Die Ampel-Koalition hat sich des Themas nun auch im Koalitionsvertrag angenommen. Hasskriminalität und ihre Motivation soll besser statistisch erfasst werden. Das ist gerade in Bezug auf Frauen auch leider notwendig. Aktuell weist die Polizeiliche Kriminalstatistik diese nicht gesondert aus. Es gibt zwar schon seit Längerem Statistiken zu politisch motivierter Kriminalität. Im Bereich der politisch motivierten Hasskriminalität sind seit dem Erhebungszeitraum 2020 auch Straftaten gegen Geschlecht oder sexuelle Identität erfasst. Online-Hass gegen Frauen ist aber kein Phänomen, das sich nur auf eine politische Motivation begrenzt. Die traurige Wahrheit ist, dass Online-Hass gegen Frauen ein Massenphänomen ist. Deshalb braucht es dringend eine bessere Datenlage, um die Entwicklung zu beobachten und kriminalpolitische Maßnahmen ableiten zu können.

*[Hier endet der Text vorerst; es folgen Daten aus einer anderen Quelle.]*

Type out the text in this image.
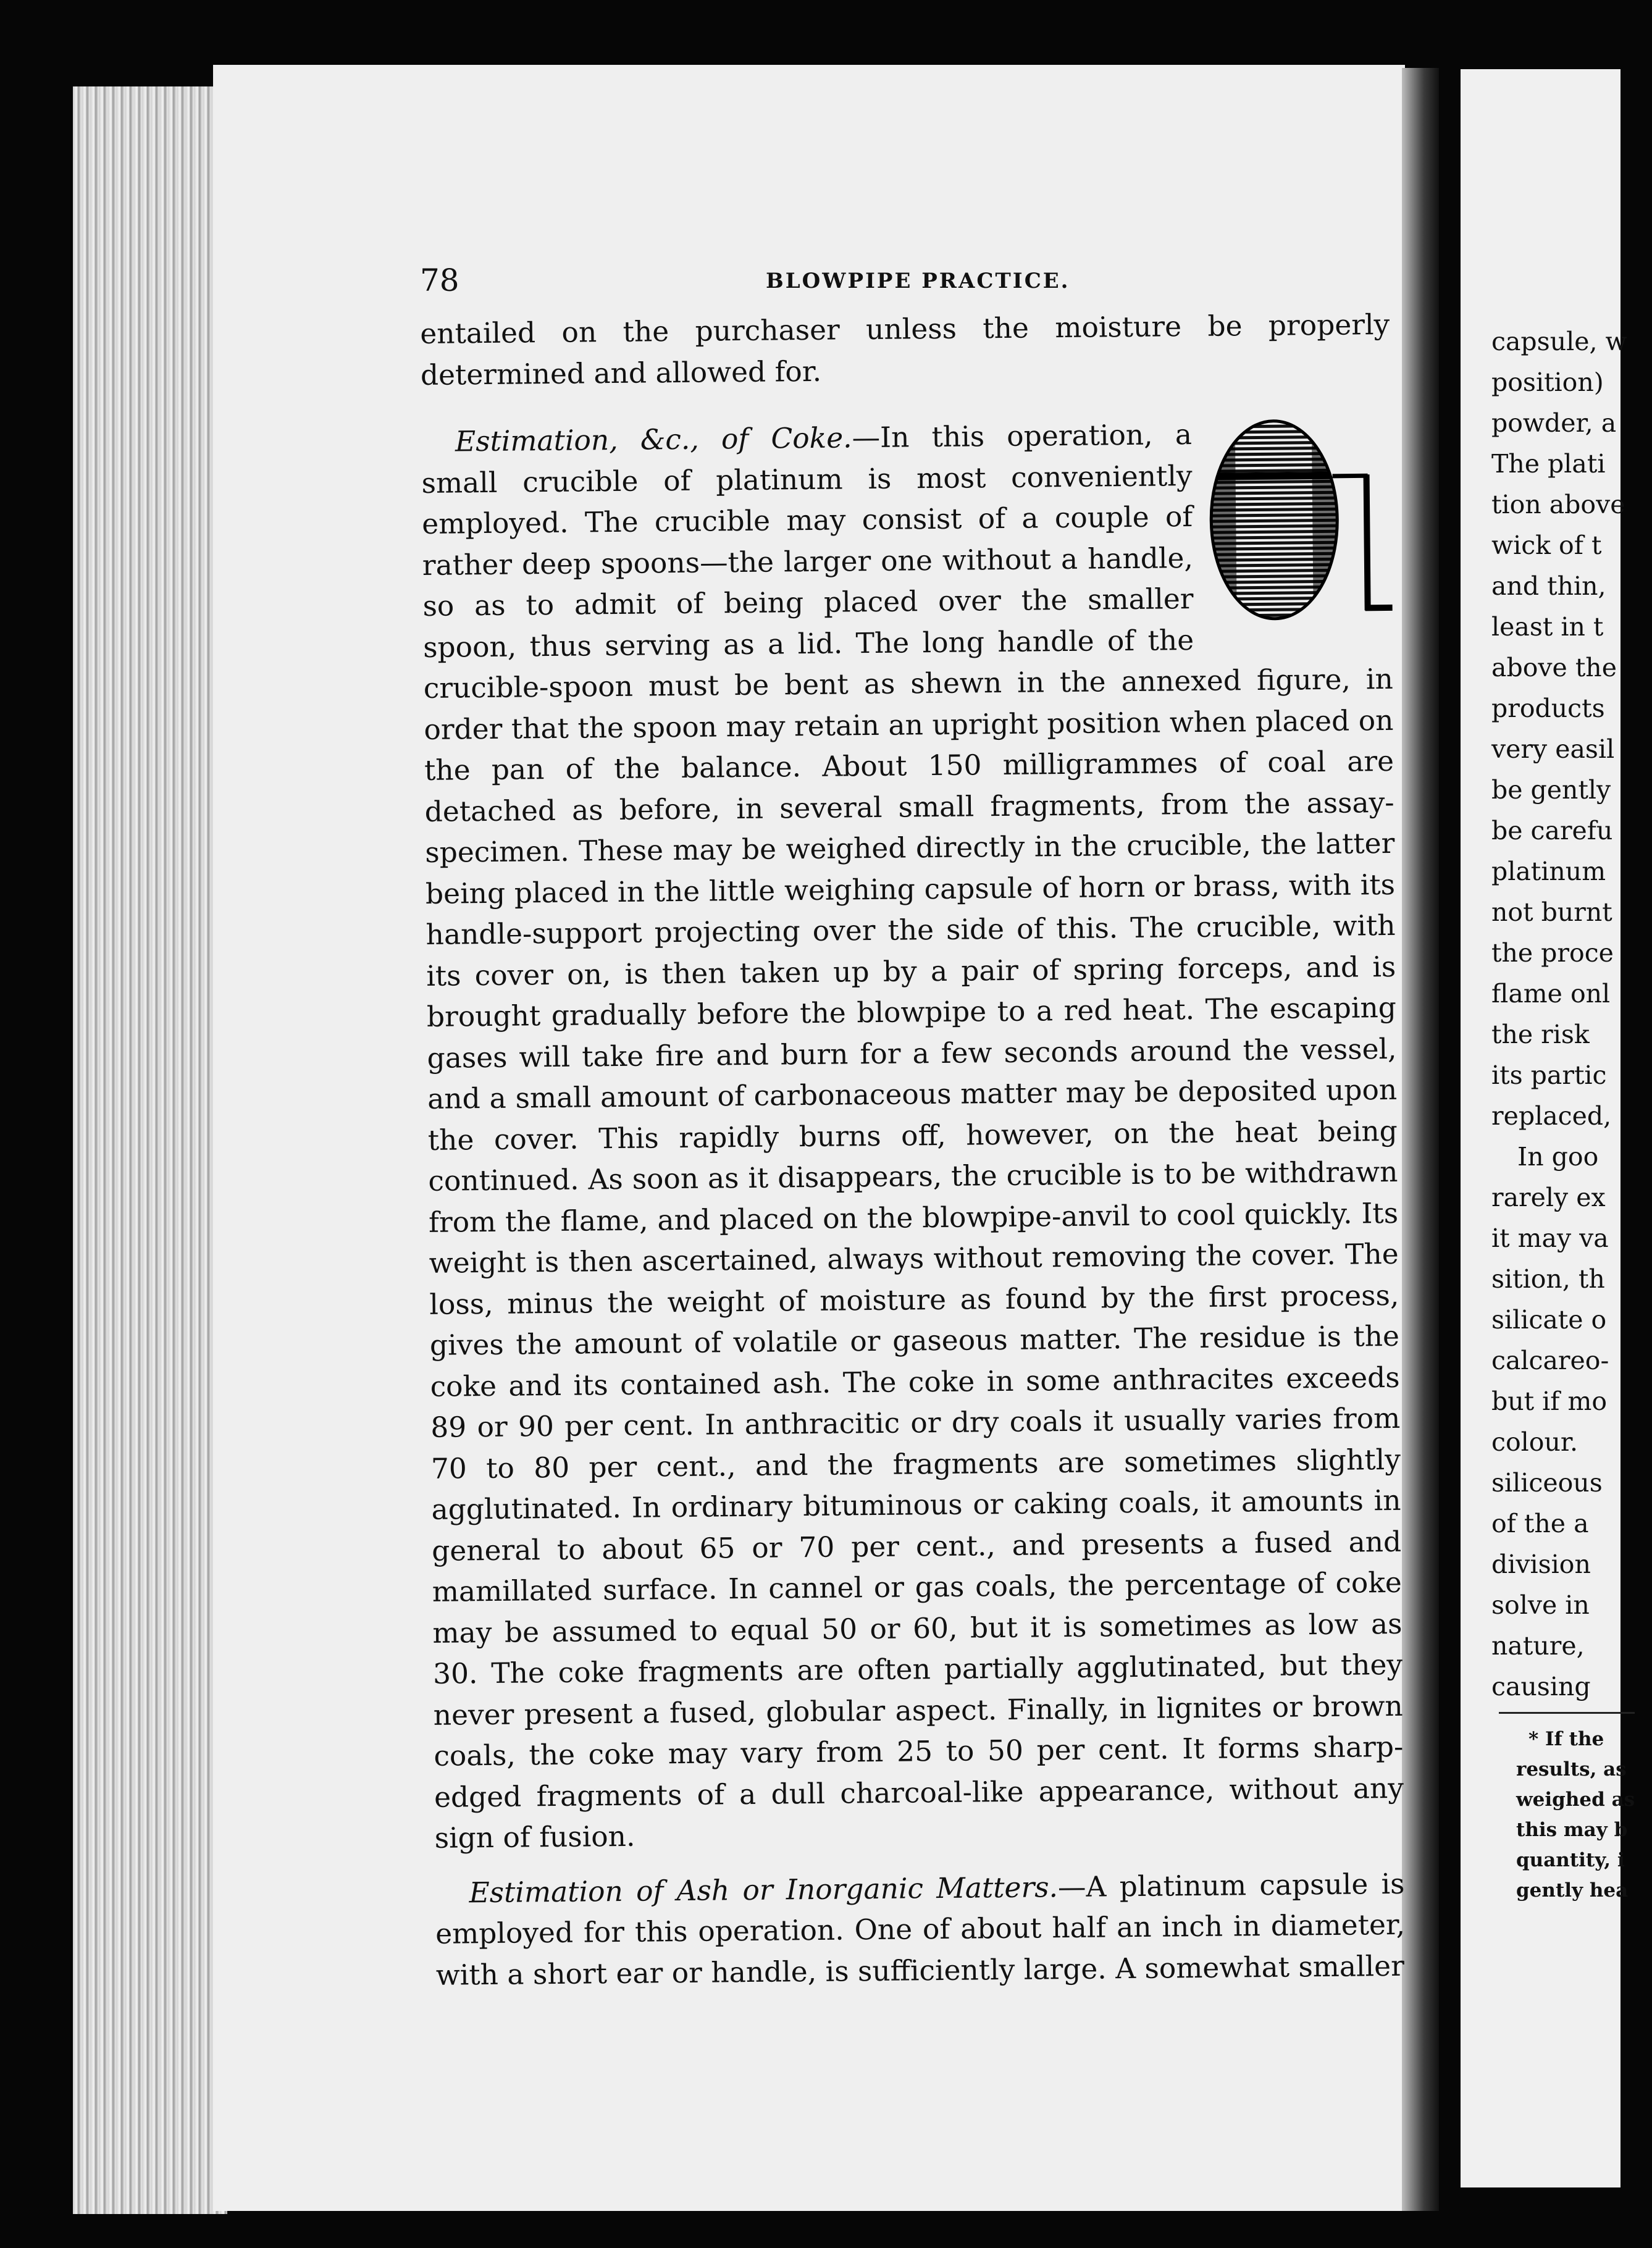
capsule, w
position)
powder, a
The plati
tion above
wick of t
and thin,
least in t
above the
products
very easil
be gently
be carefu
platinum
not burnt
the proce
flame onl
the risk
its partic
replaced,
In goo
rarely ex
it may va
sition, th
silicate o
calcareo-
but if mo
colour.
siliceous
of the a
division
solve in
nature,
causing
* If the
results, as
weighed as
this may b
quantity, i
gently hea
78	BLOWPIPE PRACTICE.

entailed on the purchaser unless the moisture be properly determined and allowed for.

Estimation, &c., of Coke.—In this operation, a small crucible of platinum is most conveniently employed. The crucible may consist of a couple of rather deep spoons—the larger one without a handle, so as to admit of being placed over the smaller spoon, thus serving as a lid. The long handle of the crucible-spoon must be bent as shewn in the annexed figure, in order that the spoon may retain an upright position when placed on the pan of the balance. About 150 milligrammes of coal are detached as before, in several small fragments, from the assay-specimen. These may be weighed directly in the crucible, the latter being placed in the little weighing capsule of horn or brass, with its handle-support projecting over the side of this. The crucible, with its cover on, is then taken up by a pair of spring forceps, and is brought gradually before the blowpipe to a red heat. The escaping gases will take fire and burn for a few seconds around the vessel, and a small amount of carbonaceous matter may be deposited upon the cover. This rapidly burns off, however, on the heat being continued. As soon as it disappears, the crucible is to be withdrawn from the flame, and placed on the blowpipe-anvil to cool quickly. Its weight is then ascertained, always without removing the cover. The loss, minus the weight of moisture as found by the first process, gives the amount of volatile or gaseous matter. The residue is the coke and its contained ash. The coke in some anthracites exceeds 89 or 90 per cent. In anthracitic or dry coals it usually varies from 70 to 80 per cent., and the fragments are sometimes slightly agglutinated. In ordinary bituminous or caking coals, it amounts in general to about 65 or 70 per cent., and presents a fused and mamillated surface. In cannel or gas coals, the percentage of coke may be assumed to equal 50 or 60, but it is sometimes as low as 30. The coke fragments are often partially agglutinated, but they never present a fused, globular aspect. Finally, in lignites or brown coals, the coke may vary from 25 to 50 per cent. It forms sharp-edged fragments of a dull charcoal-like appearance, without any sign of fusion.

Estimation of Ash or Inorganic Matters.—A platinum capsule is employed for this operation. One of about half an inch in diameter, with a short ear or handle, is sufficiently large. A somewhat smaller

Der Koalitions-Vertrag sieht außerdem vor, dass mit einem "Gesetz gegen digitale Gewalt" rechtliche Hürden bei Auskunftsrechten abgebaut und die Rahmenbedingungen für elektronische Verfahren zur Anzeigenerstattung und für private Verfahren geschaffen werden sollen. Nicht nur der Fall Künast hat gezeigt, welch langen Atem Opfer derzeit brauchen, um gegen Täter vorgehen zu können. Viele Frauen geben schon deshalb eine Anzeige erst gar nicht auf oder reichen keine Klage ein. Niedrigschwellige Online-Verfahren für Persönlichkeitsrechtsverletzungen im Netz, z.B. über sogenannte e-Courts, wären eine deutliche Verbesserung der Lage. Erfreuliche Entwicklungen gibt es bereits im Bereich der Strafermittlungen gegen Hasskriminalität. Bei der Staatsanwaltschaft Köln etwa wurde im Jahr 2018 ein Sonderdezernat zur Verfolgung von Hasskriminalität eingerichtet. Mehr solcher Strukturen sollten folgen.

Hass und Gewalt gegen Frauen finden aber weiterhin nicht nur online statt. Die meisten Vergewaltigungen und sexuellen Übergriffe geschehen in Ehe und Partnerschaft, das ergeben immer wieder Befragungen. Allerdings ist die Dunkelziffer hier sehr hoch, die wenigsten der Taten werden offiziell zur Anzeige gebracht. Die letzte Kriminalistische Auswertung zur Partnerschaftsgewalt für das Jahr 2020 hat dennoch gezeigt, dass häusliche Gewalt insgesamt kontinuierlich ansteigt. Zu über 80 Prozent sind Frauen die Opfer. Es ist davon auszugehen, dass sich während der Corona-Pandemie häusliche Straftaten aufgrund der isolierten Situation sogar noch verschärft haben. Weltweit schlugen Hilfeorganisationen Alarmund Hilfestrukturen wie Frauenhäuser berichteten von Überlastung.

Die durch #MeToo angestoßene Debatte lässt hoffen, dass sich das Thema Online-Hass gegen Frauen nun langfristig auf der politischen Agenda festgesetzt hat. Bis Online-Debatten in ganz reales Handeln umgesetzt werden, braucht es aber bekanntlich auch seine Zeit. Deshalb soll etwas mehr als vier Jahre nach dem Aufkommen des Hashtags in einer Online-Veranstaltung am 08.02.2022 eine Bestandsaufnahme vorgenommen werden. Was bleibt von der Debatte, welche rechtlichen und gesellschaftlichen Veränderungen lassen sich feststellen und was ist noch zu tun?